Nashville viene de un arranque récord en su historia, invicto en 12 de sus primeros 13 partidos de la temporada, con 24 goles en ambas competiciones (Concacaf y MLS), apenas 5 goles recibidos y tras eliminó al campeón de MLS Cup y Leagues Cup, Inter Miami, en octavos de final del torneo continental, que terminó rematando en el Azteca, siendo además el primer equipo de MLS en lograr dos partidos consecutivos sin recibir goles ante Club América.
¿Una plantilla especial y refuerzos?
Sumado a lo que ya venía haciendo el hondureño, Andy Nájar, que volvió a ser protagonista en México con 96% en precisión de pases y Jeisson Palacios, un muro en defensa, está la figura de Hany Mukhtar que hizo el gol de la serie y lideró el equipo. Y en ese panorama entran las figuras nuevas que explotaron aún más el 'efecto Callaghan': Cristian Espinoza el nuevo líder de contribuciones en el equipo, la brújula de todo, y el joven Warren Madrigal, el actor costarricense que le aporta movilidad en el ataque.
Todo eso explica que Nashville no solo creció rápido en tiempo, sino también en rendimiento, en confianza y en profundidad de plantilla.
El antes y el después
La Open Cup fue la primera validación. No solo porque fue el primer trofeo del club. También porque le cambió el estatus.
Nashville logró una noche así no solo porque compite bien, sino porque dejó de parecer una franquicia joven mucho antes de jugarla, y en tiempo récord.
Encontró una identidad, validó su crecimiento con un título y después elevó su techo con nombres que terminaron de hacer más pesada la estructura.
Pero lo del Azteca fue otra cosa. Fue una noche de épica continental, que le cambia el status por completo. Ahí Nashville no solo ganó una serie, firmó un triunfo de esos que cambian la manera en que se cuenta un club.

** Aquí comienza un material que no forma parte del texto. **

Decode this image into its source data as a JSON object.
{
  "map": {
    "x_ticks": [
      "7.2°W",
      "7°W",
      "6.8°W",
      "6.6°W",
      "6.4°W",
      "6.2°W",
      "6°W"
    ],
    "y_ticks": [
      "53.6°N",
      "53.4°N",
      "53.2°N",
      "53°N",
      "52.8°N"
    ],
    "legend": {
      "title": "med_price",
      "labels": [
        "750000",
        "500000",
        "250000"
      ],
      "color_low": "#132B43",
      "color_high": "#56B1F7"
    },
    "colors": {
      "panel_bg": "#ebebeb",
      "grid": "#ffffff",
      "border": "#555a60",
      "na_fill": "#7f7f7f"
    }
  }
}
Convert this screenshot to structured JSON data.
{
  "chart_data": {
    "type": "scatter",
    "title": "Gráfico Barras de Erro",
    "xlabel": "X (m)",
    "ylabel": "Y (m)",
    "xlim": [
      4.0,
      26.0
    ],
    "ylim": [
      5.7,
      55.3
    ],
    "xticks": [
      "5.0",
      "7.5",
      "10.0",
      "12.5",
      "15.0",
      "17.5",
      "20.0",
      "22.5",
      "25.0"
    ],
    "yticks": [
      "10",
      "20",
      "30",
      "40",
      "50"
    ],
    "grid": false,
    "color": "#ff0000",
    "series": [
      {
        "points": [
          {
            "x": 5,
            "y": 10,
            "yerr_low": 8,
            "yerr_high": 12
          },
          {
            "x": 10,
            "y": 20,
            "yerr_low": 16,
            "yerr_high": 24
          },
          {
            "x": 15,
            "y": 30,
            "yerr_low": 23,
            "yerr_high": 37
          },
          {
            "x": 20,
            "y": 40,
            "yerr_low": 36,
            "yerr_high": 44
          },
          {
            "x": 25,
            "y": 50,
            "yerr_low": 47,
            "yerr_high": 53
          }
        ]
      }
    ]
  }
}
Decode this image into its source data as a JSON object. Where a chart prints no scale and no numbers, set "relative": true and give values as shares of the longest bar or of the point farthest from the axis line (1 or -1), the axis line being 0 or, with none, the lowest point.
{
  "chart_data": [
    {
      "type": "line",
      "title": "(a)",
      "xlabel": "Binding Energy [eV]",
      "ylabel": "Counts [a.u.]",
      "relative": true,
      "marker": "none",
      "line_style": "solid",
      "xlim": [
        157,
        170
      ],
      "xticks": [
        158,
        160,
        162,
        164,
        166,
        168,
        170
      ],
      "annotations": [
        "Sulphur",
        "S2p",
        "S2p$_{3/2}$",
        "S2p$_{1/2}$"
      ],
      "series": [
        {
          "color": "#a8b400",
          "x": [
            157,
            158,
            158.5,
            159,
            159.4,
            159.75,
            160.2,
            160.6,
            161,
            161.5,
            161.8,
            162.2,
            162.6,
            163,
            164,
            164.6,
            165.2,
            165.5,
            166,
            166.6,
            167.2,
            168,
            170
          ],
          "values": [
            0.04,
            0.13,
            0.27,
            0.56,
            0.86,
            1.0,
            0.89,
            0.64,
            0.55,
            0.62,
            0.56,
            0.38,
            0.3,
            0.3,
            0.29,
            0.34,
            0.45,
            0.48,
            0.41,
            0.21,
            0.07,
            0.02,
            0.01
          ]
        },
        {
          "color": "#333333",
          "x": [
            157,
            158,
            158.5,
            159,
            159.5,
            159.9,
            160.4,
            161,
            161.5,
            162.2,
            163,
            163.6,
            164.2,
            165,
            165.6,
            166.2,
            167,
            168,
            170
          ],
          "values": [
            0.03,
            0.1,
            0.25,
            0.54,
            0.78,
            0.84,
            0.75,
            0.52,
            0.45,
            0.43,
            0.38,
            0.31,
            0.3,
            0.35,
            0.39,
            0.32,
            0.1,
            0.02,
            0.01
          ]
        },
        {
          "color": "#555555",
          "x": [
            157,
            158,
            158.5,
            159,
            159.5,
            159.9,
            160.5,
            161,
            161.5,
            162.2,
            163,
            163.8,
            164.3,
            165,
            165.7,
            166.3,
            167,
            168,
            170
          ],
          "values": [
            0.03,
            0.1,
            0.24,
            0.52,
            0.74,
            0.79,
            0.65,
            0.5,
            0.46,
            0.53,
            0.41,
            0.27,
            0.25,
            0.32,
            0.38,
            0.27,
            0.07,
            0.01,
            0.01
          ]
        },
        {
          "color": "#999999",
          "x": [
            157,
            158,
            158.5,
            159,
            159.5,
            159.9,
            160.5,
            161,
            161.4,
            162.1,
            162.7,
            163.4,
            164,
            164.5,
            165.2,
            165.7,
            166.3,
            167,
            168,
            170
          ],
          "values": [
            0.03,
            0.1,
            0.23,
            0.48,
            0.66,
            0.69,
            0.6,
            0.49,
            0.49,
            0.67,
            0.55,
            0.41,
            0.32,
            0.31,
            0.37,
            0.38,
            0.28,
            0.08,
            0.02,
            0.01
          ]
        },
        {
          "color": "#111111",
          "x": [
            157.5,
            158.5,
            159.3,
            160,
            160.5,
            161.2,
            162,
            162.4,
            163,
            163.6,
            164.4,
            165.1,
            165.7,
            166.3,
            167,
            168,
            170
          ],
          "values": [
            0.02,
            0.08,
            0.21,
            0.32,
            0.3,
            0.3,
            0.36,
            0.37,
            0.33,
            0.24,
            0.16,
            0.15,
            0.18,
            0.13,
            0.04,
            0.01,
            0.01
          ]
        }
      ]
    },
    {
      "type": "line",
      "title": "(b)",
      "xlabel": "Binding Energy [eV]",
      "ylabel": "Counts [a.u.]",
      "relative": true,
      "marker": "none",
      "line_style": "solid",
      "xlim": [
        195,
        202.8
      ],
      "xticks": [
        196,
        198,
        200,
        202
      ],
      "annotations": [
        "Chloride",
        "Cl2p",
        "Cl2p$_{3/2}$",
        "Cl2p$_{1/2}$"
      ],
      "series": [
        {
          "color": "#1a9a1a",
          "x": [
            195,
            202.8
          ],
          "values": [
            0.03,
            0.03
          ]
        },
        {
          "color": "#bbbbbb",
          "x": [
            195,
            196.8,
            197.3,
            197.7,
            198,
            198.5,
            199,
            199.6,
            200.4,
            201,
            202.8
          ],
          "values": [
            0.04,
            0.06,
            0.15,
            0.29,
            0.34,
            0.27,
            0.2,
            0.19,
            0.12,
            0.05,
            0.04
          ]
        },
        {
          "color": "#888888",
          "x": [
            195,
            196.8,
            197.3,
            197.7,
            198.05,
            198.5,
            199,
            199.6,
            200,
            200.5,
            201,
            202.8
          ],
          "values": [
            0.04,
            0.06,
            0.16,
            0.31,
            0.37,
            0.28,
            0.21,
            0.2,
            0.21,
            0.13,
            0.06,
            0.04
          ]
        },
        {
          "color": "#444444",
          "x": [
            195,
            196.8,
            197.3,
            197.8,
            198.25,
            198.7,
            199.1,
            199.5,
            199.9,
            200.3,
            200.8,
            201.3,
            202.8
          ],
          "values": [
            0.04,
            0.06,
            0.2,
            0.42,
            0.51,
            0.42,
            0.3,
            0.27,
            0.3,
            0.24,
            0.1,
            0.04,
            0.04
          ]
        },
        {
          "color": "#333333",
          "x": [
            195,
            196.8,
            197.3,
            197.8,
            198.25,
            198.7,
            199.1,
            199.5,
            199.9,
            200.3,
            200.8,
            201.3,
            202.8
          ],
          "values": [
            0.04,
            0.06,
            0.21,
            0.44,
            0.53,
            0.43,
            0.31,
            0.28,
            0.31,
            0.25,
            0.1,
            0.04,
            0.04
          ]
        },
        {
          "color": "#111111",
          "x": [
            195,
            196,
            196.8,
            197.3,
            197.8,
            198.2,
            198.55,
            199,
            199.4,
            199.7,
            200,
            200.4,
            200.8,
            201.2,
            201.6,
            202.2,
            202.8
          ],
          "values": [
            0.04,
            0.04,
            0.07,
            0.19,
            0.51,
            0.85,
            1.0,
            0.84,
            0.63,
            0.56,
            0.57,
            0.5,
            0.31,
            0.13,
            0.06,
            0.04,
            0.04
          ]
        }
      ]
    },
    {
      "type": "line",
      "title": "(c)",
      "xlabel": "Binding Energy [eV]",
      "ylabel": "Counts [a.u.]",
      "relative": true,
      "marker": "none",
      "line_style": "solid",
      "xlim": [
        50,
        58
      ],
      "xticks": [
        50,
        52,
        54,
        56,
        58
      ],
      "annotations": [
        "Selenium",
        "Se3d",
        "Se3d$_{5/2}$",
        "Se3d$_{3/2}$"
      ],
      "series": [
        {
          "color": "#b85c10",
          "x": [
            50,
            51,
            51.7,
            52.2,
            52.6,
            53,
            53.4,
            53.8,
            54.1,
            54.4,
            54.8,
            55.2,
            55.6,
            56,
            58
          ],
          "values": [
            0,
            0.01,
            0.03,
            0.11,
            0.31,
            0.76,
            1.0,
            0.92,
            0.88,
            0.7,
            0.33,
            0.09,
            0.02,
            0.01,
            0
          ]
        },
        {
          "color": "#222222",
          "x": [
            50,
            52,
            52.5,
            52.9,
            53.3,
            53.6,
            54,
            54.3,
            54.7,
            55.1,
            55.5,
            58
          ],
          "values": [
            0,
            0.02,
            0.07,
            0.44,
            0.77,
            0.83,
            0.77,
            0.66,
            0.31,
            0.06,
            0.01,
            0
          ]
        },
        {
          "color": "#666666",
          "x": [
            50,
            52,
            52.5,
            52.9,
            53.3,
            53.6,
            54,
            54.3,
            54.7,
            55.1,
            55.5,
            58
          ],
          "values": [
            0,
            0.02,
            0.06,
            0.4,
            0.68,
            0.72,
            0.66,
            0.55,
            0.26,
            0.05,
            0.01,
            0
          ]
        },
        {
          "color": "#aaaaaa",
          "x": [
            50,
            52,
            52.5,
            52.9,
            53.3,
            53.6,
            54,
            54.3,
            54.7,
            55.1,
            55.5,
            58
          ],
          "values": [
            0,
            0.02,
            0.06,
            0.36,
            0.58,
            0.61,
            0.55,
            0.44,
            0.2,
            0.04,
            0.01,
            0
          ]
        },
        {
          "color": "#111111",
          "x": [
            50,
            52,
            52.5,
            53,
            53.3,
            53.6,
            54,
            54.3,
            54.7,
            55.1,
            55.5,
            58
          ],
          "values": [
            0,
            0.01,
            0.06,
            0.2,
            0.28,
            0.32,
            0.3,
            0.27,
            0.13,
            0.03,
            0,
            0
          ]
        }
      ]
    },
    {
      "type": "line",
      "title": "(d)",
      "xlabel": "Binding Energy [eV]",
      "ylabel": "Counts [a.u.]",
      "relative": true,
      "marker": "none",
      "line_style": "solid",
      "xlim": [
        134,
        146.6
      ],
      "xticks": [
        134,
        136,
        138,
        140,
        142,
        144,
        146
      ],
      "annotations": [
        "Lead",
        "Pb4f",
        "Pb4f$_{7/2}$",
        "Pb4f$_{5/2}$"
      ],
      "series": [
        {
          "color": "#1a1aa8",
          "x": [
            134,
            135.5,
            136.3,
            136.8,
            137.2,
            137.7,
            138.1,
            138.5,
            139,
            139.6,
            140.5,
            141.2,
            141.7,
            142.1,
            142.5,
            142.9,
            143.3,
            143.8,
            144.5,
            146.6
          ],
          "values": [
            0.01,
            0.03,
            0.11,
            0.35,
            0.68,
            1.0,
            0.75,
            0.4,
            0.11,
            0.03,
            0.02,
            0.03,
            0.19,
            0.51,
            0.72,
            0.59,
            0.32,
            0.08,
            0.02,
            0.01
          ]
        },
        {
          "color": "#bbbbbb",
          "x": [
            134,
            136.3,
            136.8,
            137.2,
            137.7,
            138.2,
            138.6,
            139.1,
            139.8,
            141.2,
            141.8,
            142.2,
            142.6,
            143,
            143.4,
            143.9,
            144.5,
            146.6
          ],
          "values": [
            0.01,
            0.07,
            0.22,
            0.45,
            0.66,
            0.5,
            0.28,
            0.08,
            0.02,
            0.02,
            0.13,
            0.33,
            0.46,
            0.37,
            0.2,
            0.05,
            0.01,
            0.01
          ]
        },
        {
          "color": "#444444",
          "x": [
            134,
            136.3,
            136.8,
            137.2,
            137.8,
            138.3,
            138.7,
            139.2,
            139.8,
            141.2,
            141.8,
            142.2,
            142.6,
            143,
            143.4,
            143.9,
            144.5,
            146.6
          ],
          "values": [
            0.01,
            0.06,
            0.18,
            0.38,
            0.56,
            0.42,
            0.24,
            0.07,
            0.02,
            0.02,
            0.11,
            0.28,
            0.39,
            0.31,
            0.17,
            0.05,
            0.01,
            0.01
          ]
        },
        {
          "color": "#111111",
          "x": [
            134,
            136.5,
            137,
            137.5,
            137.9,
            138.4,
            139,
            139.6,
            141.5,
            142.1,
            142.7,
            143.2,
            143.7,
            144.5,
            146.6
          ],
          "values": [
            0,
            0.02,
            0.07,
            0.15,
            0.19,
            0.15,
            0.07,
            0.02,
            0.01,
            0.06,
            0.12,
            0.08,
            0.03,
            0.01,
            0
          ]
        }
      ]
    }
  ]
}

No es la primera franquicia de MLS que logra algo así
Realidad estadounidense
Llama la atención es la velocidad con la que algunas franquicias nuevas en MLS logran crecer, encontrar identidad y llegar a escenarios grandes.
LAFC debutó en 2018 y muy pronto ya estaba jugando finales importantes, ya ha jugado 2 finales de Copa de Campeones Concacaf en ese tiempo y alzando la MLS Cup y 2 Supporters' Shield. Hoy acaba de avanzar a semifinales del torneo continental tras eliminar al vigente campeón, Cruz Azul.
Inter Miami arrancó en 2020 y en pocos años levantó MLS Cup, Supporters' Shield y Leagues Cup. Nashville entra en esa conversación desde otro lugar, menos glamoroso y más áspero, pero igual de revelador.
Lo que muestra su caso es algo muy propio de la liga: en MLS, una franquicia joven puede crecer rápido, encontrar una identidad clara y meterse pronto en partidos que antes parecían reservados para estructuras mucho más antiguas.
Otra época, otros perfiles
Ahí aparece una diferencia importante con Liga MX. Los clubes mexicanos suelen cargar con más historia, más tradición y más memoria continental. Los de MLS, muchas veces, son estructuras mucho más jóvenes. Justamente por eso pesa tanto que hoy una franquicia como Nashville pueda ir al Azteca y competir esa noche con tanta naturalidad.
En 2015, cuando hubo por primera vez una ronda de cuartos entre clubes de MLS y Liga MX, ningún equipo de la liga estadounidense avanzó. Once años después, la conversación ya no pasa solo por si los clubes de MLS pueden competir. Pasa por la variedad de perfiles con que pueden hacerlo.
Nashville lo demuestra desde uno muy distinto: no desde el glamour, sino desde el oficio, la identidad y una madurez competitiva construida demasiado rápido para una franquicia tan joven.